Когда с уроками бывало покончено, тетушкина пряжа обычно тоже кончалась. Она стряхивал с юбки нитки, потом обнимала меня, гладила по голове и прижимала к груди. В эти минуты я чувствовал себя словно в объятиях матери.
О моя тетушка Хао! Я хорошо помню тот день, когда ты рассталась со мной и ушла в дом мужа.
В воздухе висел густой туман. Уже смеркалось, когда из дома жениха пришли за невестой. Людей собралось не так уж много, со стороны жениха — человек десять, а со стороны невесты и того меньше: бабушка разрешила сопровождать Хао лишь нескольким подружкам, даже мне велели остаться дома.
«Никакого угощения не будет, — сказала мама, — ведь у них в доме траур, поэтому подадут лишь чай и бетель».
Но разве я беспокоился об угощении? Просто хотелось быть рядом с моей тетушкой. Ведь до сих пор она никуда без меня не ходила. И все же мне не разрешили ее сопровождать. Я плакал, сердился на родителей, на бабушку и даже на мою тетушку Хао. И чего это ей вздумалось выходить замуж? И именно сейчас? Позднее, став уже взрослым, я тоже не раз сожалел об этом замужестве, только уже по другой причине. Если бы она осталась у нас, навсегда осталась просто моей тетушкой, от скольких бед и страданий она была бы избавлена!
Но моя тетушка вышла замуж и отдала мужу свою любовь, которая прежде безраздельно принадлежала мне. А этот человек принял все как должное и ничего не сделал, чтобы оказаться достойным такой любви.
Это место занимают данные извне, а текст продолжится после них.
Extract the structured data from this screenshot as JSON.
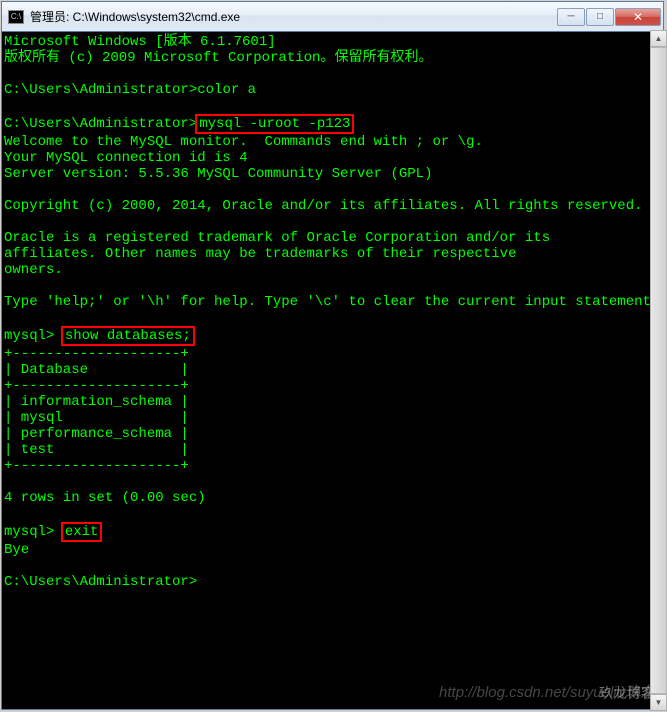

Он не любил Хао. Да, не любил! Ничуть! Более того — он презирал ее. Презирал за то, что она выросла в чужой семье. А сам он, видите ли, был благородного происхождения, хотя за душой у него не было ни гроша. И работать он не собирался — пусть жена кормит, не зря ведь он женился. Тетушка Хао безропотно покорилась судьбе. Руки у нее были золотые, и она приносила в дом не меньше двух хао в день. Пять су уходило на еду, и вдвое больше пропивал муж. Но тетушка не была на него в обиде и даже чувствовала себя счастливой. Жизнь, в общем, ладилась, пока по злой воле небес тетушка не стала матерью. Роды оказались неудачными. Ребенок умер, а Хао разбил паралич. Она не могла больше работать. Муж начал хмуриться. Ведь каждый день болезни жены лишал его двух хао дохода. И он считал, что она сама в этом виновата! Пока в доме еще оставались кое-какие сбережения, он молчал. Скоро ему пришлось ограничивать себя в выпивке, потом и на рис стало не хватать. И уж тут-то муж не выдержал, и из уст его полился поток бессвязных ругательств. Вначале он ругал богачей, потом свою злосчастную судьбу, а затем взялся за жену. Как он только не поносил несчастную женщину! Он ругал ее безостановочно и когда был пьян, и когда ему хотелось выпить.